I've noticed options to copy files from HDFS to the local filesystem first (using copyToLocal) and then transfer files from the local filesystem to the remote server (using scp). But is there any direct method to copy files from HDFS to a remote server, such as using Sqoop functionality or any other methods like without copying to the local file system
Created 04-03-2024 03:11 AM
Hi @s198
You can use DistCp command to achieve the same.
refer ---> https://hadoop.apache.org/docs/current/hadoop-distcp/DistCp.html
Created on 04-03-2024 03:20 AM - edited 04-03-2024 03:41 AM
Thanks @jAnshula for your suggestion
My remote server does not support Hadoop-compatible file systems, so the DistCp command does not work for me. The primary objective is to copy the HDFS files as is to a Linux machine.
Created 04-03-2024 04:23 AM
You may try and use NIFI, refer below article
Created 04-03-2024 05:13 AM
Thanks @jAnshula for your suggestion.
We are trying to achieve this without using Nifi.

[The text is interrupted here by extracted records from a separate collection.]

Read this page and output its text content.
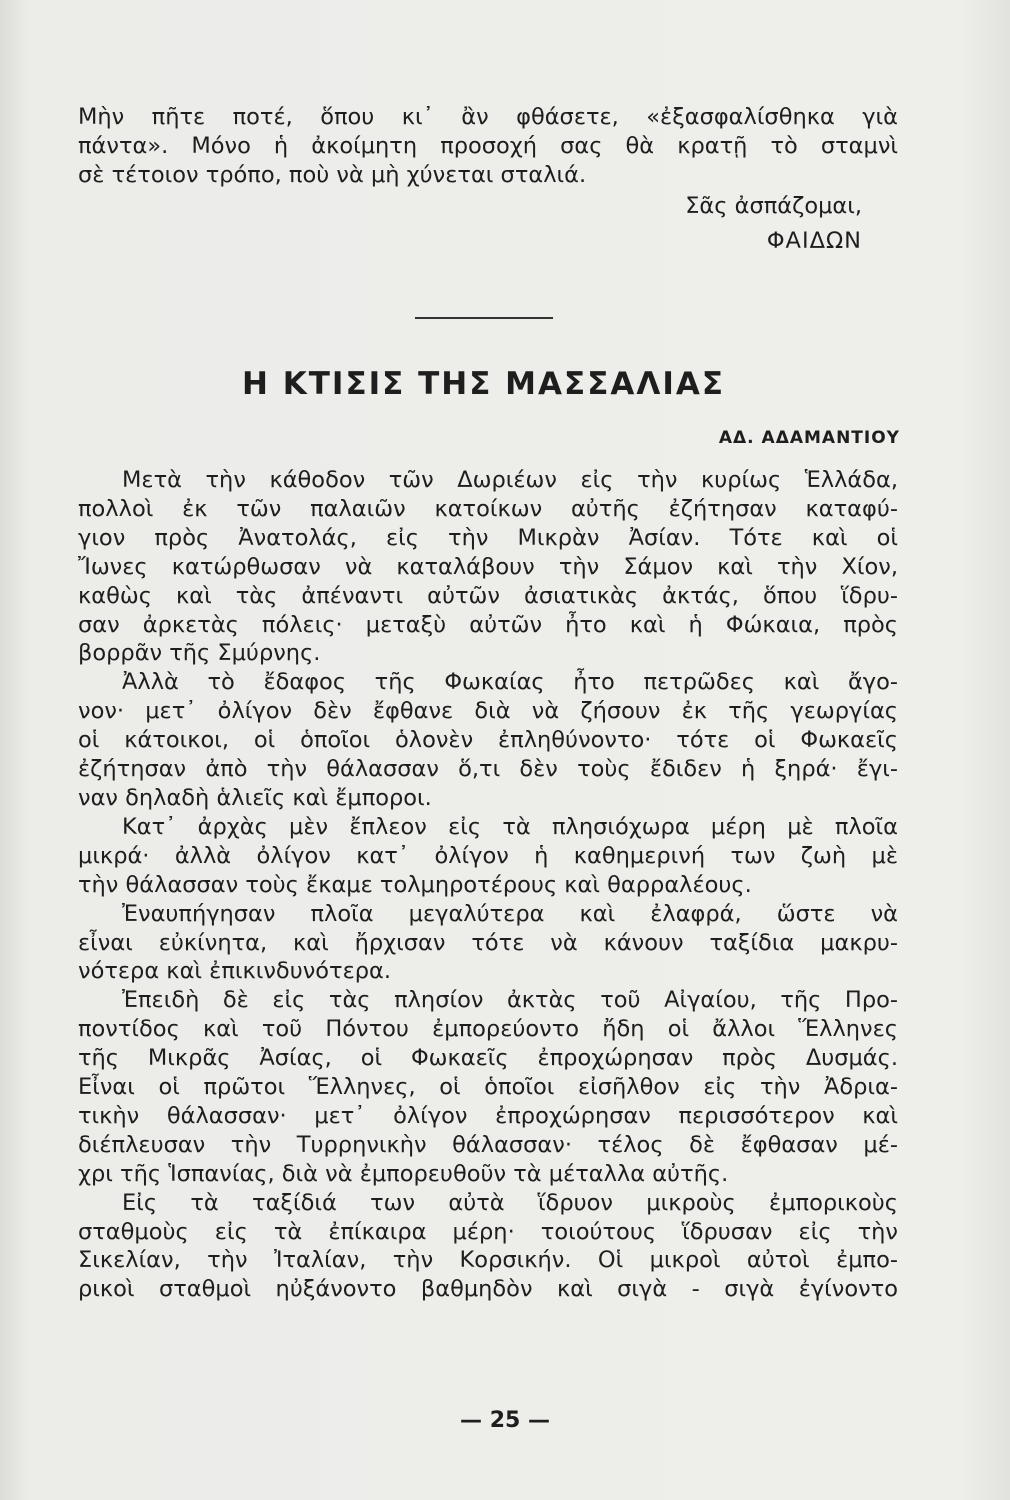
Μὴν πῆτε ποτέ, ὅπου κι᾽ ἂν φθάσετε, «ἐξασφαλίσθηκα γιὰ
πάντα». Μόνο ἡ ἀκοίμητη προσοχή σας θὰ κρατῇ τὸ σταμνὶ
σὲ τέτοιον τρόπο, ποὺ νὰ μὴ χύνεται σταλιά.

Σᾶς ἀσπάζομαι,
ΦΑΙΔΩΝ
Η ΚΤΙΣΙΣ ΤΗΣ ΜΑΣΣΑΛΙΑΣ
ΑΔ. ΑΔΑΜΑΝΤΙΟΥ

Μετὰ τὴν κάθοδον τῶν Δωριέων εἰς τὴν κυρίως Ἑλλάδα,
πολλοὶ ἐκ τῶν παλαιῶν κατοίκων αὐτῆς ἐζήτησαν καταφύ-
γιον πρὸς Ἀνατολάς, εἰς τὴν Μικρὰν Ἀσίαν. Τότε καὶ οἱ
Ἴωνες κατώρθωσαν νὰ καταλάβουν τὴν Σάμον καὶ τὴν Χίον,
καθὼς καὶ τὰς ἀπέναντι αὐτῶν ἀσιατικὰς ἀκτάς, ὅπου ἵδρυ-
σαν ἀρκετὰς πόλεις· μεταξὺ αὐτῶν ἦτο καὶ ἡ Φώκαια, πρὸς
βορρᾶν τῆς Σμύρνης.
Ἀλλὰ τὸ ἔδαφος τῆς Φωκαίας ἦτο πετρῶδες καὶ ἄγο-
νον· μετ᾽ ὀλίγον δὲν ἔφθανε διὰ νὰ ζήσουν ἐκ τῆς γεωργίας
οἱ κάτοικοι, οἱ ὁποῖοι ὁλονὲν ἐπληθύνοντο· τότε οἱ Φωκαεῖς
ἐζήτησαν ἀπὸ τὴν θάλασσαν ὅ,τι δὲν τοὺς ἔδιδεν ἡ ξηρά· ἔγι-
ναν δηλαδὴ ἁλιεῖς καὶ ἔμποροι.
Κατ᾽ ἀρχὰς μὲν ἔπλεον εἰς τὰ πλησιόχωρα μέρη μὲ πλοῖα
μικρά· ἀλλὰ ὀλίγον κατ᾽ ὀλίγον ἡ καθημερινή των ζωὴ μὲ
τὴν θάλασσαν τοὺς ἔκαμε τολμηροτέρους καὶ θαρραλέους.
Ἐναυπήγησαν πλοῖα μεγαλύτερα καὶ ἐλαφρά, ὥστε νὰ
εἶναι εὐκίνητα, καὶ ἤρχισαν τότε νὰ κάνουν ταξίδια μακρυ-
νότερα καὶ ἐπικινδυνότερα.
Ἐπειδὴ δὲ εἰς τὰς πλησίον ἀκτὰς τοῦ Αἰγαίου, τῆς Προ-
ποντίδος καὶ τοῦ Πόντου ἐμπορεύοντο ἤδη οἱ ἄλλοι Ἕλληνες
τῆς Μικρᾶς Ἀσίας, οἱ Φωκαεῖς ἐπροχώρησαν πρὸς Δυσμάς.
Εἶναι οἱ πρῶτοι Ἕλληνες, οἱ ὁποῖοι εἰσῆλθον εἰς τὴν Ἀδρια-
τικὴν θάλασσαν· μετ᾽ ὀλίγον ἐπροχώρησαν περισσότερον καὶ
διέπλευσαν τὴν Τυρρηνικὴν θάλασσαν· τέλος δὲ ἔφθασαν μέ-
χρι τῆς Ἱσπανίας, διὰ νὰ ἐμπορευθοῦν τὰ μέταλλα αὐτῆς.
Εἰς τὰ ταξίδιά των αὐτὰ ἵδρυον μικροὺς ἐμπορικοὺς
σταθμοὺς εἰς τὰ ἐπίκαιρα μέρη· τοιούτους ἵδρυσαν εἰς τὴν
Σικελίαν, τὴν Ἰταλίαν, τὴν Κορσικήν. Οἱ μικροὶ αὐτοὶ ἐμπο-
ρικοὶ σταθμοὶ ηὐξάνοντο βαθμηδὸν καὶ σιγὰ - σιγὰ ἐγίνοντο

— 25 —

Could you please let us know if any options are available using hdfs/hadoop commands?
Created on 04-03-2024 09:30 AM - edited 04-03-2024 09:31 AM
Hi @s198, You do not need to have hadoop file system or datanode role on the remote server. You just need to set up some hdfs gateway on the remote server and pull it using distcp. If you are using HDP or CDP, you can add the remote server as a gateway and perform distcp in the remote server.
Another option is to share one of the directories in the remote server, mount it in hadoop cluster node, and perform distcp to that mounted directory.